Pero hay uno mejor, y que es extrapolable a gran parte de la filmografía de Lanthimos. La voluntad de epatar a la burguesía siempre ha hallado combustible en un cinismo calculado y en una forma tan autocomplaciente como caprichosa de despreciar al ser humano. Es lo que explicaría la compasión con la que se muestra al científico de Willem Dafoe —un monstruo como casi todos los hombres que pueblan Pobres criaturas, pero que por alguna razón a Lanthimos no le cae tan mal—, y también el despreciable talante especista de la película. El pobres criaturas del título alude a humanos a quienes estudiar con la puesta en escena más recargada y arbitraria que pueda emplear el director. Exclusivamente a los humanos.

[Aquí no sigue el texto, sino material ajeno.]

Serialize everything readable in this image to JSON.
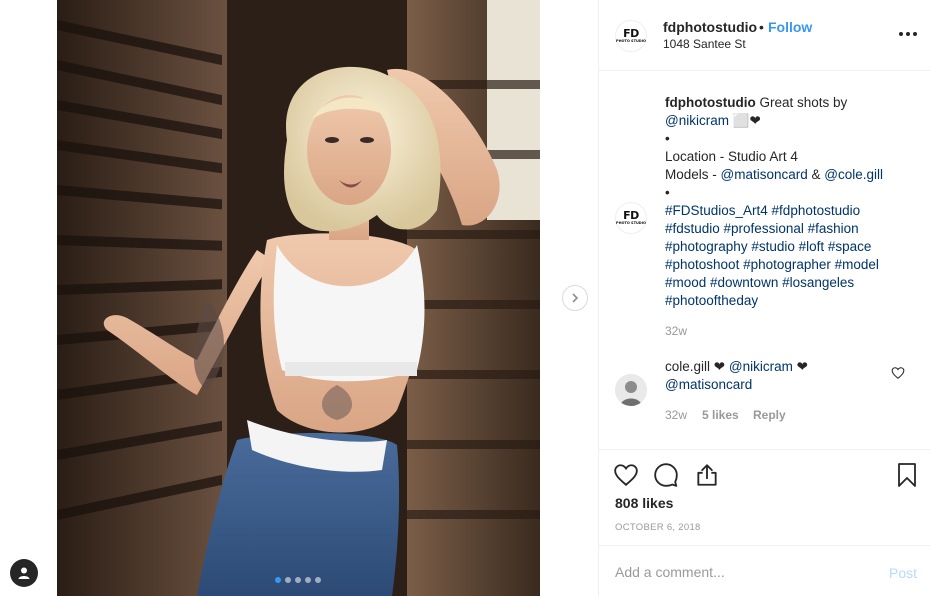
{
  "post": {
    "username": "fdphotostudio",
    "separator": "•",
    "follow_label": "Follow",
    "location": "1048 Santee St",
    "avatar_logo_text": "FD",
    "avatar_logo_subtext": "PHOTO STUDIO"
  },
  "caption": {
    "username": "fdphotostudio",
    "line1_text": " Great shots by",
    "line2_mention": "@nikicram",
    "line2_suffix": " ⬜❤",
    "bullet": "•",
    "location_line": "Location - Studio Art 4",
    "models_prefix": "Models - ",
    "model1": "@matisoncard",
    "models_amp": " & ",
    "model2": "@cole.gill",
    "hashtag_lines": [
      "#FDStudios_Art4 #fdphotostudio",
      "#fdstudio #professional #fashion",
      "#photography #studio #loft #space",
      "#photoshoot #photographer #model",
      "#mood #downtown #losangeles",
      "#photooftheday"
    ],
    "time": "32w"
  },
  "comment": {
    "username": "cole.gill",
    "text_prefix": " ❤ ",
    "mention1": "@nikicram",
    "text_mid": " ❤",
    "mention2": "@matisoncard",
    "time": "32w",
    "likes": "5 likes",
    "reply_label": "Reply"
  },
  "actions": {
    "likes_count": "808 likes",
    "date": "OCTOBER 6, 2018"
  },
  "add_comment": {
    "placeholder": "Add a comment...",
    "post_label": "Post"
  },
  "carousel": {
    "slide_count": 5,
    "active_slide": 1
  },
  "colors": {
    "link_blue": "#3897f0",
    "mention_blue": "#003569",
    "muted_gray": "#999999",
    "post_disabled": "#b3dbff"
  }
}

Los animales, por su parte, son meros entes con los que experimentar sin hacerse preguntas, que incluso pueden oficiar de adornos exóticos al fondo del plano o ser instrumentalizados para orquestar venganzas moralistas. La película es tan miope que no advierte que difícilmente formulará una idea emancipadora de humanidad si esta pasa por oprimir a otros seres vivos, y su miopía es justamente la necesaria para limitarse a perseguir consensos. Así que sí, ha costado pero Lanthimos ya está preparado para ganar el Oscar.